Born again – Part 5
God’s people who followed their own way instead of listening to God were really refusing to follow the way of the Spirit (see Gen 16:2). Those who failed to live by God’s Spirit inevitably experienced some form of God’s judgment (see Num 14:29; Deut 1:26).
(6) Note that in OT times, the Holy Spirit came upon or filled only a few people, empowering them for service of prophecy. There was no general outpouring of the Holy Spirit on all Israel (cf. Joel 2:28-29; Acts 2:4, 16-18); the outpouring of the Spirit in this larger sense did not begin until the great day of Pentecost (Acts 2).
The Promises of the Full power of the Spirit: The OT looks forward to the coming age of the Spirit, i.e., the NT age. (1) On several occasions, the prophets prophesied about the role that the Spirit would play in the life of the coming Messiah. Isaiah especially characterised the coming King and Servant of the Lord as one whom the Spirit of God would rest in a special way (see Is 11:1-2; 42:1; 61:1-3). When Jesus read the words from Is 61 in His hometown synagogue at Nazareth, He ended with: “This day is this scripture fulfilled in your ears” (Luke 4:21).

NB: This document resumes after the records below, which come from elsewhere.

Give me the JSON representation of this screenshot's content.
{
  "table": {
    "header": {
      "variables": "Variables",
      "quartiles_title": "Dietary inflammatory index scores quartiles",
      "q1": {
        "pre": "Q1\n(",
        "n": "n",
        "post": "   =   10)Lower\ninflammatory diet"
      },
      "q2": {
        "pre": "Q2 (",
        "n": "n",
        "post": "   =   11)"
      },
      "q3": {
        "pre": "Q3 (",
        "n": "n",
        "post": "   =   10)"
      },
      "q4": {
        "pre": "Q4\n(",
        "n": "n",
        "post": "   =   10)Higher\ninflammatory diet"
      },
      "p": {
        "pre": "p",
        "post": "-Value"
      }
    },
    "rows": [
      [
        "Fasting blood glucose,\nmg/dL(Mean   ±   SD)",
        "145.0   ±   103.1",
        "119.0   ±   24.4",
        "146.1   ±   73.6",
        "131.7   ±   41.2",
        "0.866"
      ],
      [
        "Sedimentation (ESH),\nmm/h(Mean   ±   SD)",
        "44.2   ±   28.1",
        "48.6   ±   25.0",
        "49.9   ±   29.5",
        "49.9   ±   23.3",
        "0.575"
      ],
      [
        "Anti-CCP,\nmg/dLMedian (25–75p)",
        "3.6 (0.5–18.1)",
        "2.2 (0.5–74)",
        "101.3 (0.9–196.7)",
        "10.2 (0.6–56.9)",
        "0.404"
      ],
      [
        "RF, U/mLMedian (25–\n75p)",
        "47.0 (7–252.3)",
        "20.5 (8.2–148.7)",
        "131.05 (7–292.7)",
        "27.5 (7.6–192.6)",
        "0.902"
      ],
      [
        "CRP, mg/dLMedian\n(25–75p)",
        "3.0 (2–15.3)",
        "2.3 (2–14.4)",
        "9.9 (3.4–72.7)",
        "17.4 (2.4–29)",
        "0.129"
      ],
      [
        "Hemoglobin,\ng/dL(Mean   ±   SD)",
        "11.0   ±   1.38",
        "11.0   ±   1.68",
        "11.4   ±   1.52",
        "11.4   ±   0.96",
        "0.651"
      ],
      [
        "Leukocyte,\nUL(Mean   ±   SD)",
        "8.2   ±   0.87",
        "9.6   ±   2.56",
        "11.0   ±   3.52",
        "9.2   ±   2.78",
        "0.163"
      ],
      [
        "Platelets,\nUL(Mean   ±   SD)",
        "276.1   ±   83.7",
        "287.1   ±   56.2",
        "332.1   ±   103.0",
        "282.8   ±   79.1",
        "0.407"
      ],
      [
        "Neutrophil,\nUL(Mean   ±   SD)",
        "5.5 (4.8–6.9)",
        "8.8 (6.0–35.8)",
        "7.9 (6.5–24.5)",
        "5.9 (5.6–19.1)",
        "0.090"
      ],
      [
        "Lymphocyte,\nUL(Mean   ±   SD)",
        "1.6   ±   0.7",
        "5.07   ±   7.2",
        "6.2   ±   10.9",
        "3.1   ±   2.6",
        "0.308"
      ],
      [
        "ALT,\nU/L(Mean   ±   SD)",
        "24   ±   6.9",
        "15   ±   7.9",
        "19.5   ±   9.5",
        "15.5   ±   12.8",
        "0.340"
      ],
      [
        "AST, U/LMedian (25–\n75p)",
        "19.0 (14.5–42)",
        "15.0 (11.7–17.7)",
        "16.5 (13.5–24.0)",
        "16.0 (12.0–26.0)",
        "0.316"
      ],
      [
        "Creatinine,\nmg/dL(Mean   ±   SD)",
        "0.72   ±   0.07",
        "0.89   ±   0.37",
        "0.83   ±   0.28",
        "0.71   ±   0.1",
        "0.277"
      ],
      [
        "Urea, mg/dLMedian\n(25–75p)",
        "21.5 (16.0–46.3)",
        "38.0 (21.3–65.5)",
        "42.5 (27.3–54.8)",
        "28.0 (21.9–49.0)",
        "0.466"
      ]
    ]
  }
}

(2) Other OT prophecies looked forward to the time there would be a general out-pouring of the Holy Spirit on all God’s people. Most prominent among these passages is Joel 2:28-29, a text quoted on the day of Pentecost by Peter (Acts 2:17-18); but the same message can also be found in Is 32:15-17; 44:3-5; 59:20-21; Ezek 11:19-20; 36:26-27; 37:14; 39:29. God promised that when the life and power of His Spirit would come upon His people, they would be enabled to prophesy, see visions, have prophetic dreams, live lives of obedience, holiness and righteousness, and witness with great power. Thus, the OT prophets foresaw and prophesied about the Messianic age, when the outpouring of the Holy Spirit upon humanity would occur and be available for all people everywhere. This began to happen on Pentecost Sunday (ten days after Jesus ascended into heaven), with a subsequent great harvest of salvation (cf. Joel 2:28, 32; Acts 2:41; 4:4; 13:44, 48-49).
The Spirit in the New Testament: An overview
Revelation about the Holy Spirit in the NT
(1) The Holy Spirit is the agent of salvation, convicting us of guilt (John 16:7-8), revealing to us the truth about Jesus (John 14:16, 26), giving us new birth (John 3:3-6) and incorporating us into the body of Christ (1Cor 12:13). At conversion, we receive the Spirit (John 3:3-6; 20:22) and become participants in the divine nature (2 Pet 1:4).
(2) The Holy Spirit is the agent of sanctification. At conversion, believers are indwelt by the Holy Spirit and come under His sanctifying influence (Rom 8:9; 1Cor 6:19). Notice some of the things the Spirit does as He lives in us. He sanctifies us, i.e., cleanses, leads and motivates us into holy lives, delivering us from sin’s bondage (Rom 8:2-4; Gal 5:16-17; 2Thes 2:13). He tells us that we are children of God (Rom 8:16), helps us in our worship of God (Acts 10:46) and in our prayer lives, and intercedes for us as we cry out to God (Rom 8:26-27). He produces Christ-like graces of character that glorify Christ (Gal 5:22-23; 1Pet 1:2). He is our divine teacher, guiding us into all truth (John 14:26; 16:13; 1 Cor 2:9-16), disclosing Jesus to us and guiding us into close fellowship and oneness with Jesus (John 14:16-18; 16:14).